Thursday, September 20, 2007

The Horror! The Horror! Free Market Capitalism!

From the September 20, 2007 Inside Higher Education:
Supporters describe it as a fund created by alumni to support interests they have at the university, in this case the study of Western civilization and free market economics.

But many professors see it as much more — as a move by conservative alumni with influential national support to bypass normal faculty governance, create new courses and impose ideological tests on who gets certain pots of money. The alumni who have given the money for the effort, currently housed at the university’s foundation, are explicit that they want a formal role in who gets money from the fund, the views those people should have, and the eventual goal of creating a new version of the Hoover Institution at a top public university, with the ambition of inspiring others to follow their model.

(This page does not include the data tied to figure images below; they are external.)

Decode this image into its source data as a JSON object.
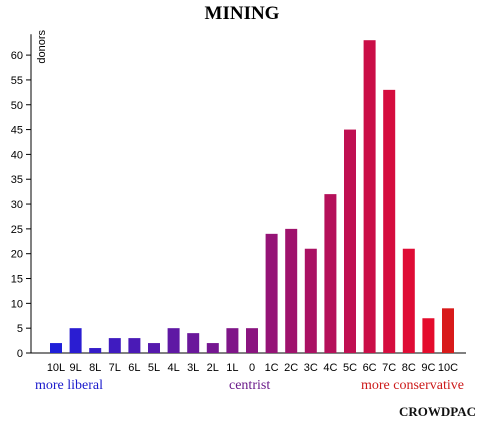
{
  "chart_data": {
    "type": "bar",
    "title": "MINING",
    "ylabel": "donors",
    "xlabel": "",
    "ylim": [
      0,
      63
    ],
    "yticks": [
      0,
      5,
      10,
      15,
      20,
      25,
      30,
      35,
      40,
      45,
      50,
      55,
      60
    ],
    "categories": [
      "10L",
      "9L",
      "8L",
      "7L",
      "6L",
      "5L",
      "4L",
      "3L",
      "2L",
      "1L",
      "0",
      "1C",
      "2C",
      "3C",
      "4C",
      "5C",
      "6C",
      "7C",
      "8C",
      "9C",
      "10C"
    ],
    "values": [
      2,
      5,
      1,
      3,
      3,
      2,
      5,
      4,
      2,
      5,
      5,
      24,
      25,
      21,
      32,
      45,
      63,
      53,
      21,
      7,
      9
    ],
    "colors": [
      "#1f1fd8",
      "#2a1dd2",
      "#351cc9",
      "#3f1bc0",
      "#4a1ab6",
      "#5519ad",
      "#5f18a4",
      "#6a179b",
      "#751691",
      "#7f1588",
      "#8a147f",
      "#951376",
      "#9f126c",
      "#aa1163",
      "#b5105a",
      "#bf0f51",
      "#ca0e47",
      "#d50d3e",
      "#df0c35",
      "#e40c2c",
      "#d81a1a"
    ],
    "spectrum_labels": {
      "left": "more liberal",
      "center": "centrist",
      "right": "more conservative"
    },
    "spectrum_colors": {
      "left": "#1a1acc",
      "center": "#6a1a8a",
      "right": "#cc1a1a"
    },
    "brand": "CROWDPAC"
  }
}
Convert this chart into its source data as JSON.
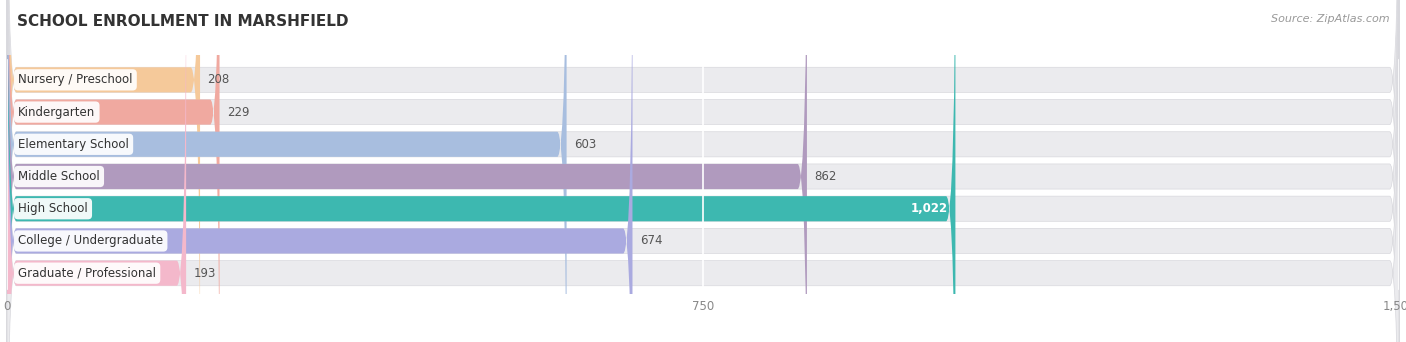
{
  "title": "SCHOOL ENROLLMENT IN MARSHFIELD",
  "source": "Source: ZipAtlas.com",
  "categories": [
    "Nursery / Preschool",
    "Kindergarten",
    "Elementary School",
    "Middle School",
    "High School",
    "College / Undergraduate",
    "Graduate / Professional"
  ],
  "values": [
    208,
    229,
    603,
    862,
    1022,
    674,
    193
  ],
  "bar_colors": [
    "#f5c99a",
    "#f0a9a0",
    "#a8bedf",
    "#b09abe",
    "#3db8b0",
    "#aaaae0",
    "#f4b8cb"
  ],
  "label_colors": [
    "#333333",
    "#333333",
    "#333333",
    "#333333",
    "#333333",
    "#333333",
    "#333333"
  ],
  "value_colors": [
    "#555555",
    "#555555",
    "#555555",
    "#555555",
    "#ffffff",
    "#555555",
    "#555555"
  ],
  "xlim": [
    0,
    1500
  ],
  "xticks": [
    0,
    750,
    1500
  ],
  "background_color": "#ffffff",
  "bar_bg_color": "#ebebee",
  "title_fontsize": 11,
  "source_fontsize": 8,
  "label_fontsize": 8.5,
  "value_fontsize": 8.5
}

As a result of those statements and other concerns, professors at the university are debating whether the new academy is appropriate for the university. Some like the program, others think it could work with certain oversight provisions, and others find the entire idea questionable. With the program about to kick off formal activities and the Senate at the university preparing to vote on oversight proposals for the academy, the debate is heating up. And the debate comes at a time that critics of academe are increasingly embracing a model of creating free-standing centers to sponsor fellowships, courses, lectures and other activities around such themes as American history, Western civilization, and free markets.

...

Vermette, a businessman and investor who is a former president of the university’s alumni association, said that the program came out of the conviction that key ideas are lost on too many students, and that money coming into higher education doesn’t change that. “I just have been concerned that the young people in particular are not being exposed to the value of free market capitalism and also limited government at our great universities,” he said. “There is almost a disdain for the free market.”
Almost? No, I'm afraid that it is way beyond "almost a disdain."

The new program will sponsor educational programs (the development of new courses or new curriculum for courses), lectures, conferences, research and more. The programs will all be based on “free market capitalism,” Vermette said, citing the ideas of Milton Friedman, Ayn Rand and the Austrian economics school of such libertarian thinkers at Ludwig von Mises and Friedrich Hayek. Vermette said that the founders of the center “very much want to work with faculty” at Illinois to support these programs. “We’ll work within the system,” he said.

Vermette stressed that the founders weren’t trying to exclude professors, but he also said that the donors anticipated having a real role in determining who gets support through the fund. Faculty members, he said, “will help us decide what programs are acceptable.” If professors at the university don’t want to get involved, he said, “we’ll bring in adjunct faculty when we need to,” he added.
The left is upset because the values that they are trying to promote might not survive a serious academic challenge--and there's little or no chance of that in most public universities today.